Each scope can have a facts.md in the [[vault]] — a human-readable file of structured key-value data that gets synced to Milvus KV entries:

---
tags: [facts, auto-updated]
---

# Project Facts — Mech Fighters

## Project
- tech_stack: [Python 3.12, SQLAlchemy, Pygame]
- deploy_branch: main
- test_command: pytest tests/ -v
- repo_url: github.com/user/mech-fighters

## Conventions
- orm_pattern: repository
- naming: snake_case

## Stats
- total_tasks_completed: 47
- avg_task_tokens: 32000

The format is key: value pairs under markdown headings (namespaces). Parsed deterministically (no LLM needed). The file watcher detects changes and syncs to Milvus KV entries. Agents can also write KV entries via MCP tools, which update both the Milvus collection and the vault fact file.

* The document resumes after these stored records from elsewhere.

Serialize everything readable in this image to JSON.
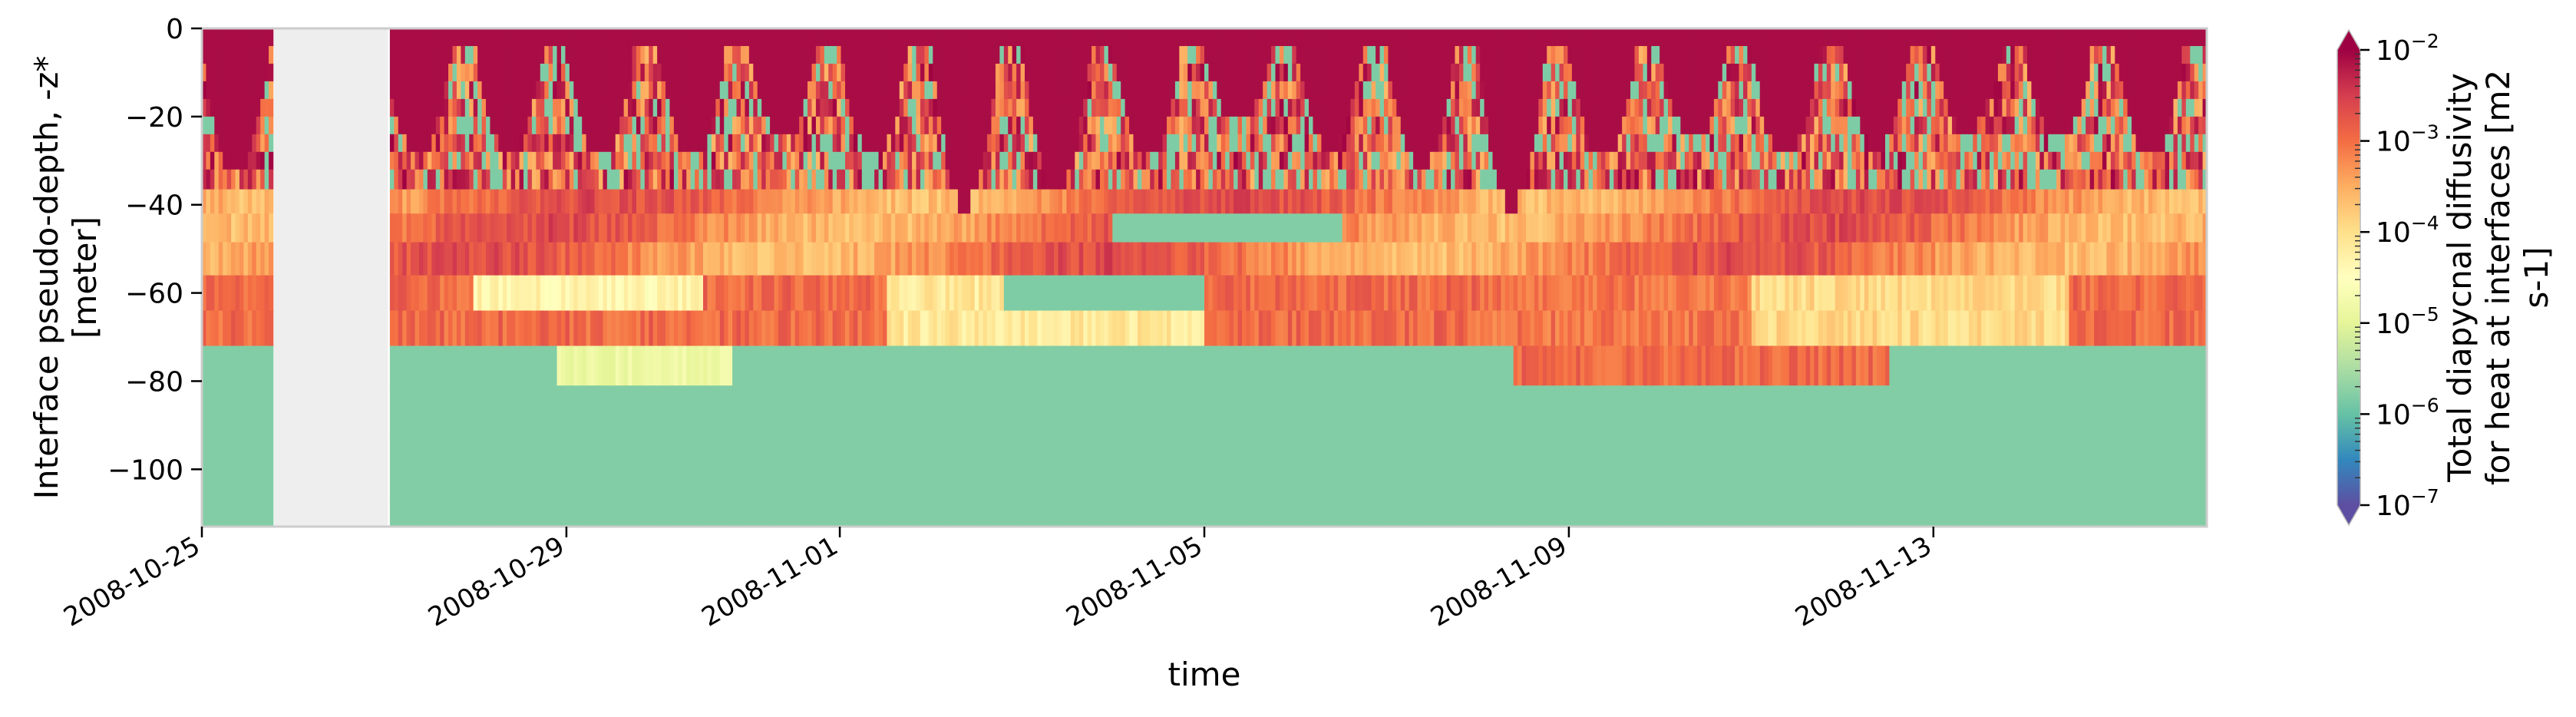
{
  "chart_data": {
    "type": "heatmap",
    "title": "",
    "xlabel": "time",
    "ylabel_lines": [
      "Interface pseudo-depth, -z*",
      "[meter]"
    ],
    "colorbar_label_lines": [
      "Total diapycnal diffusivity",
      "for heat at interfaces [m2",
      "s-1]"
    ],
    "x_range": [
      "2008-10-25",
      "2008-11-16T00:00"
    ],
    "y_range": [
      -113,
      0
    ],
    "x_ticks": [
      "2008-10-25",
      "2008-10-29",
      "2008-11-01",
      "2008-11-05",
      "2008-11-09",
      "2008-11-13"
    ],
    "y_ticks": [
      0,
      -20,
      -40,
      -60,
      -80,
      -100
    ],
    "y_tick_labels": [
      "0",
      "−20",
      "−40",
      "−60",
      "−80",
      "−100"
    ],
    "color_scale": "log",
    "colormap": "Spectral_r",
    "color_range": [
      1e-07,
      0.01
    ],
    "colorbar_ticks": [
      {
        "base": "10",
        "exp": "−2",
        "value": 0.01
      },
      {
        "base": "10",
        "exp": "−3",
        "value": 0.001
      },
      {
        "base": "10",
        "exp": "−4",
        "value": 0.0001
      },
      {
        "base": "10",
        "exp": "−5",
        "value": 1e-05
      },
      {
        "base": "10",
        "exp": "−6",
        "value": 1e-06
      },
      {
        "base": "10",
        "exp": "−7",
        "value": 1e-07
      }
    ],
    "colorbar_extend": "both",
    "missing_interval": [
      "2008-10-25T19:00",
      "2008-10-27T01:00"
    ],
    "missing_color": "#eeeeee",
    "depth_layers": [
      -2,
      -6,
      -10,
      -14,
      -18,
      -22,
      -26,
      -30,
      -34,
      -39,
      -45,
      -52,
      -60,
      -68,
      -76,
      -86,
      -100,
      -113
    ],
    "daily_mixed_layer_peak_depth_m": [
      {
        "date": "2008-10-25",
        "depth": 34
      },
      {
        "date": "2008-10-26",
        "depth": 38
      },
      {
        "date": "2008-10-27",
        "depth": 30
      },
      {
        "date": "2008-10-28",
        "depth": 28
      },
      {
        "date": "2008-10-29",
        "depth": 30
      },
      {
        "date": "2008-10-30",
        "depth": 30
      },
      {
        "date": "2008-10-31",
        "depth": 26
      },
      {
        "date": "2008-11-01",
        "depth": 30
      },
      {
        "date": "2008-11-02",
        "depth": 40
      },
      {
        "date": "2008-11-03",
        "depth": 38
      },
      {
        "date": "2008-11-04",
        "depth": 30
      },
      {
        "date": "2008-11-05",
        "depth": 22
      },
      {
        "date": "2008-11-06",
        "depth": 28
      },
      {
        "date": "2008-11-07",
        "depth": 32
      },
      {
        "date": "2008-11-08",
        "depth": 40
      },
      {
        "date": "2008-11-09",
        "depth": 30
      },
      {
        "date": "2008-11-10",
        "depth": 26
      },
      {
        "date": "2008-11-11",
        "depth": 30
      },
      {
        "date": "2008-11-12",
        "depth": 28
      },
      {
        "date": "2008-11-13",
        "depth": 24
      },
      {
        "date": "2008-11-14",
        "depth": 26
      },
      {
        "date": "2008-11-15",
        "depth": 30
      }
    ]
  }
}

Tag-Based Cross-Scope Discovery¶

Standard search is scoped. But some queries need to cross boundaries — "what do we know about SQLite across all projects and agent types?"

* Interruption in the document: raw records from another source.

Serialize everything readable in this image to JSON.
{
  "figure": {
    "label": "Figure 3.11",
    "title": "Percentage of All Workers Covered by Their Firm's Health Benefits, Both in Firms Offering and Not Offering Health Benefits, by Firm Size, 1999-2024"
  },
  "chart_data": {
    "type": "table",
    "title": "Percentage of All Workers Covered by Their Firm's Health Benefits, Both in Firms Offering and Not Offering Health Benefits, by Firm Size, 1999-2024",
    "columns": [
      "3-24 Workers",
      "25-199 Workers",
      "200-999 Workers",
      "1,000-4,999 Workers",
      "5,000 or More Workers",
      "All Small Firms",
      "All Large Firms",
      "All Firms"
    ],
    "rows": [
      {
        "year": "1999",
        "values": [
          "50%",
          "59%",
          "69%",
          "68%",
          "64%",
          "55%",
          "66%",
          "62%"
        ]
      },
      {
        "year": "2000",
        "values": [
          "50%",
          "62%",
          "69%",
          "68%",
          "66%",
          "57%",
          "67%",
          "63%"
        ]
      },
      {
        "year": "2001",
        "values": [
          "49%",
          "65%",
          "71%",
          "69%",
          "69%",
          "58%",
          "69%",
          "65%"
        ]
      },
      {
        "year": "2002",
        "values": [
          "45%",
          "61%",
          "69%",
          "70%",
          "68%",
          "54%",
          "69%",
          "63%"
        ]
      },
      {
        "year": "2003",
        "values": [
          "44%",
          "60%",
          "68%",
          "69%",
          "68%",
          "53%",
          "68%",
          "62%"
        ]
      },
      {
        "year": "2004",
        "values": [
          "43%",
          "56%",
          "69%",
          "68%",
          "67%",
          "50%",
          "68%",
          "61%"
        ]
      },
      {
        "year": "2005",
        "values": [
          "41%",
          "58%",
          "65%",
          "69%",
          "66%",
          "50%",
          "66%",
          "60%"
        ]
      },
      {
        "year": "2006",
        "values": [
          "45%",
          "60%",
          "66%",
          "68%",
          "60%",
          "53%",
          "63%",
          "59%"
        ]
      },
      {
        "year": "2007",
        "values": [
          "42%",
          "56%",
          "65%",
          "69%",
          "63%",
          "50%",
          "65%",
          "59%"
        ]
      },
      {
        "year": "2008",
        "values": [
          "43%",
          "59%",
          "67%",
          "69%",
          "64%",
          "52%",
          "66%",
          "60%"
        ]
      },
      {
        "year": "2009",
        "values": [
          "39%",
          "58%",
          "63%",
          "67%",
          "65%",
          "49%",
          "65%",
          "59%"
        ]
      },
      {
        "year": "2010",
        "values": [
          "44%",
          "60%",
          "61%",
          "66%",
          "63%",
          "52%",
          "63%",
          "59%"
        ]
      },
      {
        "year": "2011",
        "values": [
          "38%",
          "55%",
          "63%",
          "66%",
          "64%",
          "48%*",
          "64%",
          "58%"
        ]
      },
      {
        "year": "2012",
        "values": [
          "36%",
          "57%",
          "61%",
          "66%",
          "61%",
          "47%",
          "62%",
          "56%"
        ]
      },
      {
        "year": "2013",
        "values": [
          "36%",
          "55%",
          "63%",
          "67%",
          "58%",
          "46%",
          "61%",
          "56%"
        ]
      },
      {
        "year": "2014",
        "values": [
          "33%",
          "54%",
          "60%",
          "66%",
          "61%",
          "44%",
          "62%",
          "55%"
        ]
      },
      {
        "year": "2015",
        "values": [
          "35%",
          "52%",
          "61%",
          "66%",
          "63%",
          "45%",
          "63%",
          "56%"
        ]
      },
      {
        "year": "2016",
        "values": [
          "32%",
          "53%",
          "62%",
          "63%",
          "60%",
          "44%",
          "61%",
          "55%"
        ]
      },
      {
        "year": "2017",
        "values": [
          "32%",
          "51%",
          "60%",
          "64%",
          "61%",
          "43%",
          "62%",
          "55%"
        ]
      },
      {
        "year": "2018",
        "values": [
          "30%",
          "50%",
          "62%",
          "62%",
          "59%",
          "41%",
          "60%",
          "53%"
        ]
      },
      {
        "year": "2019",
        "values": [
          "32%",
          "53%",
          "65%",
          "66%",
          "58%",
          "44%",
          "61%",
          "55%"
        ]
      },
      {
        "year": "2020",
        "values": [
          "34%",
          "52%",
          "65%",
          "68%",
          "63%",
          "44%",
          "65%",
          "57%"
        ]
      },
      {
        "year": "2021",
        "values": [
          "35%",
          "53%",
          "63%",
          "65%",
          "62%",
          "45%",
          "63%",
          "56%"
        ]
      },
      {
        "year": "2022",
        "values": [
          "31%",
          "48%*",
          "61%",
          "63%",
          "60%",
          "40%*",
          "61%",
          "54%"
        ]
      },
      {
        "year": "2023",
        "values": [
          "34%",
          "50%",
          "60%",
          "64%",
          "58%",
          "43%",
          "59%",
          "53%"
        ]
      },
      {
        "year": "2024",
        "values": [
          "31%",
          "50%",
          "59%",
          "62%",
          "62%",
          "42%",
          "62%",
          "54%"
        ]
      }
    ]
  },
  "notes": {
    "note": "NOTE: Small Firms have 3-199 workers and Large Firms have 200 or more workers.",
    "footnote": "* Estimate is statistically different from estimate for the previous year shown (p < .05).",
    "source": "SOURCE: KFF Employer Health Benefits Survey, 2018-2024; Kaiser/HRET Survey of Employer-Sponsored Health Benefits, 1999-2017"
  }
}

Tags are stored as scalar fields in Milvus. A secondary search mode queries all collections filtered by tag:

async def search_by_tag(
    tag: str,
    limit: int = 10,
) -> list[MemoryResult]:
    """Search across ALL collections for memories with a specific tag."""
    # Uses Milvus scalar filter: tags LIKE '%"sqlite"%'
    ...

This is the mechanism for cross-cutting discovery. The Obsidian graph view renders the same connections visually.

8. Open Questions¶

Embedding model consistency. If the embedding model changes (e.g., upgrade from one provider to another), all collections need re-indexing. How do we handle this gracefully — background re-index? Version tracking per collection?